Applicative Functors for Parallelism
In the discussion above, I chose the word "combine" to describe how applicative functors "combine side-effects". However, in all the examples given, it would be equally valid to say that applicative functors allow us to "sequence" effects. This would be consistent with the intuition that traversable functors provide a sequence
function to combine effects in sequence based on a data structure.
However, in general, applicative functors are more general than this. The applicative functor laws do not impose any ordering on the side-effects that their computations perform. It would be valid for an applicative functor to perform its side-effects in parallel.
For example, the V
validation functor returned an array of errors, but it would work just as well if we picked the Set
semigroup, in which case it would not matter what order we ran the various validators. We could even run them in parallel over the data structure!
As a second example, the parallel
package provides a type class Parallel
which supports parallel computations. Parallel
provides a function parallel
that uses some Applicative
functor to compute the result of its input computation in parallel:
f <$> parallel computation1
<*> parallel computation2
This computation would start computing values asynchronously using computation1
and computation2
. When both results have been computed, they would be combined into a single result using the function f
.
We will see this idea in more detail when we apply applicative functors to the problem of callback hell later in the book.

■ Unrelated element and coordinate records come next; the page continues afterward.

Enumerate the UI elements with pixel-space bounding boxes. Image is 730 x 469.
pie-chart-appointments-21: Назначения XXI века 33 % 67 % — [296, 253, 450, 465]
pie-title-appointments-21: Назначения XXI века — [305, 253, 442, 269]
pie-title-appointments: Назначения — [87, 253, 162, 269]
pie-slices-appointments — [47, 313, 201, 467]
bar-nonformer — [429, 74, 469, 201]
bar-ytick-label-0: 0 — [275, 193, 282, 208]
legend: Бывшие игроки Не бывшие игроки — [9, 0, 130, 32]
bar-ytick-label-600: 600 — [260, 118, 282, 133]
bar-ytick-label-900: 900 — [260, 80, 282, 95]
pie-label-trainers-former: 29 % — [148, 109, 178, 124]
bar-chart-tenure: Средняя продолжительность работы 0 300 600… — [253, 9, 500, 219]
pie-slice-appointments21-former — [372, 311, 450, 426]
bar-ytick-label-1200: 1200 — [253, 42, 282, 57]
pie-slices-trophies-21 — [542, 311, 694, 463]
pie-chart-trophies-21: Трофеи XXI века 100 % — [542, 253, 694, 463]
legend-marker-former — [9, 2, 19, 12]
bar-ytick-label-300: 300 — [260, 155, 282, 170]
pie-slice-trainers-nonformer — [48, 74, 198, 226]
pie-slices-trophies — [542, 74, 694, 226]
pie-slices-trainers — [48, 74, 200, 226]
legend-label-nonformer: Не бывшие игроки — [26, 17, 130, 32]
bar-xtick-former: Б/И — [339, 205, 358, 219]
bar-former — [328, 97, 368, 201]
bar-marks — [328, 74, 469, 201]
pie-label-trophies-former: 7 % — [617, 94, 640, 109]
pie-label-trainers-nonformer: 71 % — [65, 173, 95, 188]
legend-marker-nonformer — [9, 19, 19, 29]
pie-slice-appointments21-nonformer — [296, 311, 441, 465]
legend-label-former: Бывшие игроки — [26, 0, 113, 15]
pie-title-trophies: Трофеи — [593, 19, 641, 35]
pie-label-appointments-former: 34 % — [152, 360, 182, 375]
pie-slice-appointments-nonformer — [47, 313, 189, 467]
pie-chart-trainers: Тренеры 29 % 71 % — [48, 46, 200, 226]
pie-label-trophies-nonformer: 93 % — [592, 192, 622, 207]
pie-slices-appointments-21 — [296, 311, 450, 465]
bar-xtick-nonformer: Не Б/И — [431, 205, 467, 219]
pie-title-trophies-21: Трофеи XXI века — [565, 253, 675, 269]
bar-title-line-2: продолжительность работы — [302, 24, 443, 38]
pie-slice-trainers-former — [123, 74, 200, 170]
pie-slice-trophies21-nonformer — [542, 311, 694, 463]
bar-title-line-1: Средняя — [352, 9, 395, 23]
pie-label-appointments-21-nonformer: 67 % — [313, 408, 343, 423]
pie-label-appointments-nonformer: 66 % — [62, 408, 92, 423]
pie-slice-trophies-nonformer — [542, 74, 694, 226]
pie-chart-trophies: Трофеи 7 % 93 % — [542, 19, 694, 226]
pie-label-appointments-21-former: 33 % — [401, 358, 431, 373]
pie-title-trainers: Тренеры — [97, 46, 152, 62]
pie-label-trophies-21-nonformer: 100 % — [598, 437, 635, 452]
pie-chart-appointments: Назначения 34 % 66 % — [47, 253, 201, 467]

Applicative functors are a natural way to capture side-effects that can be combined in parallel.
Conclusion
In this chapter, we covered a lot of new ideas:
- We introduced the concept of an applicative functor which generalizes the idea of function application to type constructors that captures some notion of side-effect.
- We saw how applicative functors solved the problem of validating data structures and how by switching the applicative functor, we could change from reporting a single error to reporting all errors across a data structure.
- We met the
Traversable
type class, which encapsulates the idea of a traversable functor, or a container whose elements can be used to combine values with side-effects.
Applicative functors are an interesting abstraction that provides neat solutions to a number of problems. We will see them a few more times throughout the book. In this case, the validation applicative functor provided a way to write validators in a declarative style, allowing us to define what our validators should validate and not how they should perform that validation. In general, we will see that applicative functors are a useful tool for the design of domain specific languages.
In the next chapter, we will see a related idea, the class of monads, and extend our address book example to run in the browser!